El fin no justifica los medios
Entiendo y comparto el cabreo general por los deshaucios; por las preferentes; por los ERES; por los recortes; por la corrupción... Pero no estoy a favor de los escraches (acosar en español) a los políticos en su domicilio particular. No creo que los que manejan estos hilos sean unos ignorantes y por ello, veo un peligro inminente en la práctica de los escraches. Durante mucho tiempo la frase “el fin justifica los medios” ha sido utilizada por todos los signos políticos. No, el fin no justifica los medios y canalizar la ira de muchos españoles dándoles alas para la expresión en el domicilio de los políticos es una temeridad. O bien, alguno se saldrá de madre e irá más allá de lo que supone unos insultos o bien, las fuerzas del orden se pasarán en su cometido y tendremos el lío montado. Eso lo saben perfectamente los que mueven los hilos, los que dirigen estos movimientos y no les importa. A mi sí me importan, me importan los ciudadanos que van a esas manifestaciones porque están hartos, me importa su integridad y que no se les utilice en nombre de ninguna ideología, porque ellos pertenecen a la ideología de los desesperados. Es muy fácil ponerse del lado del débil e ir en contra del poder, pero yo quiero soluciones, quiero programas cumplidos. Podemos salir a la calle y gritar e insultar todo lo que queramos, pero a mi me gustaría salir a defender propuestas viables. Y lo que es el colmo, es que políticos participen en los escraches, “pío pió que yo no he sido” o es que sólo se ha desahuciado este último año en que gobierna el PP. También, es lamentable la actitud del PP, que no ayuda nada a aplacar los ánimos, diciendo chorradas al comparar los escraches con el nacismo.
Todavía creo en la democracia, no en esta cosa que han implantado en este país y en otros, en los que los políticos se han creado un sistema a su mayor gloria, la de sus amigos y familiares. Han privatizado empresas que sigue manteniendo económicamente el Estado, beneficios para ellos, gasto para el ciudadano.
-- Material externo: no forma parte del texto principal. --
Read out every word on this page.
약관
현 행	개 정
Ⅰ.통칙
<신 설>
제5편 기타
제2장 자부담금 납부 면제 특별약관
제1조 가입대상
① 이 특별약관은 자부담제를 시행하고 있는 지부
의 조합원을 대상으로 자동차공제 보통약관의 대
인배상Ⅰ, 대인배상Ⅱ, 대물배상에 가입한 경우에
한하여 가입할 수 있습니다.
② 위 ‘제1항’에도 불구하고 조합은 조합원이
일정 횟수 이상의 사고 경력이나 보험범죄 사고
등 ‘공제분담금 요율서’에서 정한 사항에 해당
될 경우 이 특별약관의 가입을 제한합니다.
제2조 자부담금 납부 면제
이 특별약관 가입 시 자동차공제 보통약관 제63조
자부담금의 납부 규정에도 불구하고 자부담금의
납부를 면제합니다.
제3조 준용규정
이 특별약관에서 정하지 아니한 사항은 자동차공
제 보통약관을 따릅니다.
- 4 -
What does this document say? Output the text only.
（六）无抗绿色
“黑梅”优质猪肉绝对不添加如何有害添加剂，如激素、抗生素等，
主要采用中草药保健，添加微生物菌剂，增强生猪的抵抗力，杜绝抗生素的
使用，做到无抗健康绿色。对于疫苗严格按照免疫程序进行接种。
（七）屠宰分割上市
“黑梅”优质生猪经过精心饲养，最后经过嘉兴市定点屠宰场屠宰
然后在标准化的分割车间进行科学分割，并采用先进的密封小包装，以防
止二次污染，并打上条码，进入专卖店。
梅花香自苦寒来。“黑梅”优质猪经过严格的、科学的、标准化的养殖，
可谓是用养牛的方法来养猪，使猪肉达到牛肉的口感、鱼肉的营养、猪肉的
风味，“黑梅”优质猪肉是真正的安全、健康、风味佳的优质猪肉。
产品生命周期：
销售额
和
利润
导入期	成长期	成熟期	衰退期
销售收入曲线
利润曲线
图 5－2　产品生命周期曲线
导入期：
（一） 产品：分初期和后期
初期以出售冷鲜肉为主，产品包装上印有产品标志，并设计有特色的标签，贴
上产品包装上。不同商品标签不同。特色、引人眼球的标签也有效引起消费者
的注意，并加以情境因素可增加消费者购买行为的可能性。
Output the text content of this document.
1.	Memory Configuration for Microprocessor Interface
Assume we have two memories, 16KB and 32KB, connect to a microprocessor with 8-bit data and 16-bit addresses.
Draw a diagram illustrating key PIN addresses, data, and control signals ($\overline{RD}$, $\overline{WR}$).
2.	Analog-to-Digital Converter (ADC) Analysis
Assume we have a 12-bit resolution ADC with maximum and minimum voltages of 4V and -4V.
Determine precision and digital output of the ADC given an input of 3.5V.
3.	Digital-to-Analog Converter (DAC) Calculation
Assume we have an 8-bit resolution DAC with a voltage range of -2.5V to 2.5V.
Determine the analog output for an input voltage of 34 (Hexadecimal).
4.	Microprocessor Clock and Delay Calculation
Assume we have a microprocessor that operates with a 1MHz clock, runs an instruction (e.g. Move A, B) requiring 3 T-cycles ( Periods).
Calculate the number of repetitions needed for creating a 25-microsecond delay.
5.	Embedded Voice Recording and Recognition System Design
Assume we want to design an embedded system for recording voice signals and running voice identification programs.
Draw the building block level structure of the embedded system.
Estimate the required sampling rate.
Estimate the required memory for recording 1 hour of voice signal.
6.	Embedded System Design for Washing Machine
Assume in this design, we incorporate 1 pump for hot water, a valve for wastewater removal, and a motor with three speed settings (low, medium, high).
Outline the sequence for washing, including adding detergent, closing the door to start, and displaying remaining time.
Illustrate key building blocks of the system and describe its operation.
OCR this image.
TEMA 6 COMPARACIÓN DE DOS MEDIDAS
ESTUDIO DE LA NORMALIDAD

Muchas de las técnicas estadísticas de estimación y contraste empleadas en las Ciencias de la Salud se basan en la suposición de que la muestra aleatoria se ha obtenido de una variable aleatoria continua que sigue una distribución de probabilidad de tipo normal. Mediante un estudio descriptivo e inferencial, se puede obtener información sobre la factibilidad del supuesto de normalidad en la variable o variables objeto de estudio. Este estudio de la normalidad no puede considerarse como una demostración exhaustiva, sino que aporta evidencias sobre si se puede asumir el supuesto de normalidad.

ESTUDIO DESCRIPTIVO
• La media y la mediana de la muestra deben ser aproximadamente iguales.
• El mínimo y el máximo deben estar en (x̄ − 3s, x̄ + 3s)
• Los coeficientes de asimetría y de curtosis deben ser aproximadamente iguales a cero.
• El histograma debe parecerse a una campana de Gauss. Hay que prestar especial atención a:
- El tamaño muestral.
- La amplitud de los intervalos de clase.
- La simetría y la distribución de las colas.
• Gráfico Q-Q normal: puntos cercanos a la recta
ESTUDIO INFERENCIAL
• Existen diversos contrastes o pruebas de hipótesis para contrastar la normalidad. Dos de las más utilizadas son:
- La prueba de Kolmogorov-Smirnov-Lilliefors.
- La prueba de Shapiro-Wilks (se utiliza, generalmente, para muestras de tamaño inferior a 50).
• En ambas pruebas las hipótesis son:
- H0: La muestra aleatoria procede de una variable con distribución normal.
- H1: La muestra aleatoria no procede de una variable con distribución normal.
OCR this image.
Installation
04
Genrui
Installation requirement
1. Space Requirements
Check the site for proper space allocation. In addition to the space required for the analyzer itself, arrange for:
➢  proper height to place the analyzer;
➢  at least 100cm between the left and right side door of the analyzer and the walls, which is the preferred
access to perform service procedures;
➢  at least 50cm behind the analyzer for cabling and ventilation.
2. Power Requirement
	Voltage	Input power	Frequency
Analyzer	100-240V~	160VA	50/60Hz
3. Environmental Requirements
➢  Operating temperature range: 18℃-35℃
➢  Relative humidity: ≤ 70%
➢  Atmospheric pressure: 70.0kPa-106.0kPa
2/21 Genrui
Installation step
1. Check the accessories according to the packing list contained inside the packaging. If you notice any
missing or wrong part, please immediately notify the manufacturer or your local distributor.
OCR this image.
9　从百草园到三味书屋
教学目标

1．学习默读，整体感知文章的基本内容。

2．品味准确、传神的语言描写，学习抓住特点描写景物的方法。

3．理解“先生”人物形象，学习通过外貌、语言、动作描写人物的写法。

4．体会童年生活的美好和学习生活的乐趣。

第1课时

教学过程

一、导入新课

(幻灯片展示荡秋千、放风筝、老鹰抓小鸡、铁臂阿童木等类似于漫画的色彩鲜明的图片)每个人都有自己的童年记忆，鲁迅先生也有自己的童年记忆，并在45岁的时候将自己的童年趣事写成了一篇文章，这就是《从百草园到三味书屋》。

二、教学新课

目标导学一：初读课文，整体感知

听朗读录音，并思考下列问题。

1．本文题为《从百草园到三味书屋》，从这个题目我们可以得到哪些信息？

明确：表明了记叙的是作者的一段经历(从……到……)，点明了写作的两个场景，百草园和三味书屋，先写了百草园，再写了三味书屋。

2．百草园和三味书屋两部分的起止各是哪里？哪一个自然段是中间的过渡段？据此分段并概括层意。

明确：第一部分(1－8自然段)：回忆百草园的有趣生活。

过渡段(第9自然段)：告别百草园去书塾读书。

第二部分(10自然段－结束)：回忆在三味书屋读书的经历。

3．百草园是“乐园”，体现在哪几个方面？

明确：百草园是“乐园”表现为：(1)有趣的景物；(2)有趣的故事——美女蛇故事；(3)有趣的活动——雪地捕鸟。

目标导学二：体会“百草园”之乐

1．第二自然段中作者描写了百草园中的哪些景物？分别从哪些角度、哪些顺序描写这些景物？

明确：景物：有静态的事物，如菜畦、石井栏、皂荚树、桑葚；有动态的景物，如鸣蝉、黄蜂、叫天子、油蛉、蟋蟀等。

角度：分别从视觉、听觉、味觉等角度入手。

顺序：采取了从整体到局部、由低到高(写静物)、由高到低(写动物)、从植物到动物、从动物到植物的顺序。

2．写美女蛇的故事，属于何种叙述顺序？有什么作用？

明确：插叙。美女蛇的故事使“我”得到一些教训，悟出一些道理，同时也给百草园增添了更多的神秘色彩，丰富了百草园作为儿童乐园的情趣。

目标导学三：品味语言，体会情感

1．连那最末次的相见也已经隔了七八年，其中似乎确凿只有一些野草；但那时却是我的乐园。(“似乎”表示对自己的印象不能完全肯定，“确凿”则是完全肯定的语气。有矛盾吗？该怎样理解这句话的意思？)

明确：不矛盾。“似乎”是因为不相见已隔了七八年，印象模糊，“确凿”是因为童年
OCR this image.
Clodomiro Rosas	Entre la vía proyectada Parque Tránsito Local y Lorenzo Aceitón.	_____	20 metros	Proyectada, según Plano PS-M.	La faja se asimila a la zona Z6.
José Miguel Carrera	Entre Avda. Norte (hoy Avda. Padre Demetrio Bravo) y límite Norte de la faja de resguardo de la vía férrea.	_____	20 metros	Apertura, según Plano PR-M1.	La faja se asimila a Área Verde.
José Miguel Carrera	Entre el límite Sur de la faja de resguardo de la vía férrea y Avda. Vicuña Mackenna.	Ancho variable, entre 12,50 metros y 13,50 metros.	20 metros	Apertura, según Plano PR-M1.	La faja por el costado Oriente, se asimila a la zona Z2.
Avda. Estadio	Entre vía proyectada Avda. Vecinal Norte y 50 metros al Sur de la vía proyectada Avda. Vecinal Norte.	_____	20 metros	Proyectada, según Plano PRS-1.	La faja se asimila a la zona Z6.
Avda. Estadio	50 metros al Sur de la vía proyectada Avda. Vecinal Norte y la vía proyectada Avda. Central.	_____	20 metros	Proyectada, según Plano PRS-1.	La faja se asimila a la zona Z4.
Nos han hecho ser adictos y adeptos a un montón de cachivaches innecesarios cuyo principal cometido es mantenernos entretenidos y que no utilicemos el cerebro para nada. “Nos educan para ser productores y consumidores, no para ser hombres libres” frase de José Luis Sampedro. A ningún gobierno les interesa unos ciudadanos libres de mente y que piensen, los pensadores son los mayores enemigos de los políticos, por eso durante la democracia hemos ido de un sistema educativo malo a otro peor. Nos manipulan en las dictaduras y nos manipulan en la democracia haciéndonos creer que somos libres de elegir, libres de elegir entre lo que ellos quieran. Por eso, mi paso por la política fue como un relámpago, visto y no visto. Ningún partido político quiere a gente que piense, sólo quieren gente que asienta todas sus consignas y que les adule. La libertad no es gratuita, hay que trabajar mucho, hay que estudiar mucho y aún así uno no deja atrás la sensación de que lo manipulan.